Presbyterian Faith according to the Reformed Catechisms

22 October 2019

One of the skills of the theological educator is to be able to write at a variety of levels. Experts in their own fields contribute to the expansion of knowledge in the academy, to both colleagues and students. But a wider circle can benefit from their expertise as this knowledge is written and published for popular consumption. Korean School of Theology Faculty member, Jin Heung Kim, launched his book Presbyterian Faith according to the Reformed Catechisms in 2017 for use in Korean Presbyterian Churches

Jin Heung Kim, Presbyterian Faith according to the Reformed Catechisms (WLC, WSC, HC) was published to coincide with the ‘Refo 500’ commemorations in the Presbyterian Church of Korea (Kosin), in order to help the pastors of this church prepare their catechism sermons in the Sunday afternoon or evening services. It consists of forty chapters, which survey the four major topics of the Reformed catechisms, i.e. Credo, Decalogue, Paternoster, and the Reformed doctrine of salvation.  Forty chapters in all, so that pastors can study this manual and then teach the fundamental doctrines of the Presbyterian Church in a year. Each chapter has the following four heads: (1) Preface – introducing the topical doctrine of the chapter; (2) Biblical study – questions and explanations; (3) Catechetical summary – significant teachings from the three Reformed catechisms; (4) Prayer and Meditation – from mind to heart.

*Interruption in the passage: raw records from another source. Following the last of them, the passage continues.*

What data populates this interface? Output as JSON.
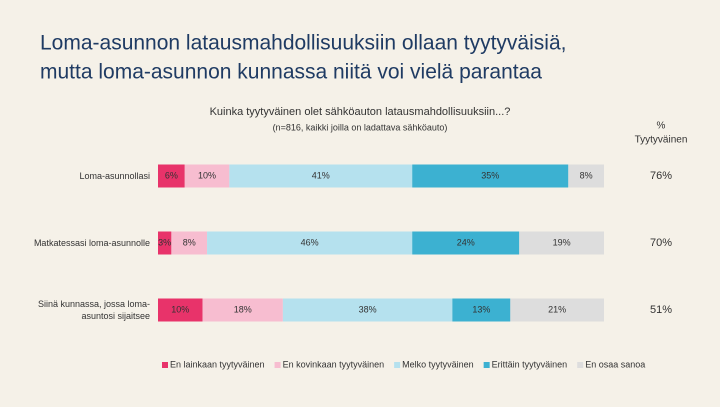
{
  "chart_data": {
    "type": "stacked-bar-horizontal",
    "title": [
      "Loma-asunnon latausmahdollisuuksiin ollaan tyytyväisiä,",
      "mutta loma-asunnon kunnassa niitä voi vielä parantaa"
    ],
    "subtitle": "Kuinka tyytyväinen olet sähköauton latausmahdollisuuksiin...?",
    "note": "(n=816, kaikki joilla on ladattava sähköauto)",
    "categories": [
      "Loma-asunnollasi",
      "Matkatessasi loma-asunnolle",
      "Siinä kunnassa, jossa loma-asuntosi sijaitsee"
    ],
    "xlim": [
      0,
      100
    ],
    "series": [
      {
        "name": "En lainkaan tyytyväinen",
        "color": "#e8336a",
        "values": [
          6,
          3,
          10
        ],
        "value_labels": [
          "6%",
          "3%",
          "10%"
        ]
      },
      {
        "name": "En kovinkaan tyytyväinen",
        "color": "#f7bdd0",
        "values": [
          10,
          8,
          18
        ],
        "value_labels": [
          "10%",
          "8%",
          "18%"
        ]
      },
      {
        "name": "Melko tyytyväinen",
        "color": "#b5e1ee",
        "values": [
          41,
          46,
          38
        ],
        "value_labels": [
          "41%",
          "46%",
          "38%"
        ]
      },
      {
        "name": "Erittäin tyytyväinen",
        "color": "#3cb1d1",
        "values": [
          35,
          24,
          13
        ],
        "value_labels": [
          "35%",
          "24%",
          "13%"
        ]
      },
      {
        "name": "En osaa sanoa",
        "color": "#dddddd",
        "values": [
          8,
          19,
          21
        ],
        "value_labels": [
          "8%",
          "19%",
          "21%"
        ]
      }
    ],
    "satisfied": {
      "title": [
        "%",
        "Tyytyväinen"
      ],
      "values": [
        76,
        70,
        51
      ],
      "value_labels": [
        "76%",
        "70%",
        "51%"
      ]
    }
  }
}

There are a few characteristic features of this book, compared with existing books on the catechisms: First, a study on the Biblical text comes first before any explanation of the catechism, which shows the writer’s Reformed conviction: ‘Doctrine should be the Church’s Amen to the Bible’. Second, this book makes good use of Westminster Larger Catechism, one of the best Reformed materials on the relationship between Justification & Sanctification, and an excellent explanation of the Ten Commandments according to the Calvinistic point of view. There are very few books on this catechism in Korean, or English. Third, the Heidelberg catechism is also covered substantially for a better understanding of the Reformed character of the Presbyterian faith. Especially for Korean Presbyterian Church members who are accustomed to the Apostles’ Creed liturgically, the writer followed the pattern of this Reformed catechism in his explanation of the Creed.

In April 2017, Dr Kim spoke about his book in four different cities in South Korea, to both pastors and others with an interest in the catechism as part of Christian education. The writer hopes that his book will help many Christian parents and Sunday school teachers to bring their children up in the training and instruction of the Lord.

Dr Jin Heung Kim teaches Church History and Systematic Theology at the Sydney College of Divinity Korean School of Theology. As teacher of theology, for a long time, he has concern about students’ lack of two necessary foundations for studying theology: a redemptive-historical understanding of the Biblical story, as well as a catechetical framework. Without a basic catechetical knowledge, students’ learning in the systematic theology units in the seminary or college often results in ‘a house built on sand’. So, over ten years of pastoral work in South Korea, Dr. Kim devoted himself to catechism education as well as Bible study for church members and seminary students. And still, in Sydney Australia, he leads a voluntary Bible Study Group, ‘Paradosis’, for the students of SCD Korean School of Theology.

Dr Jin Heung Kim is working on his next book on Luther’s 95 Theses and a theological biography on Peter Martyr Vermigli, a significant Reformed theologian in the sixteenth century.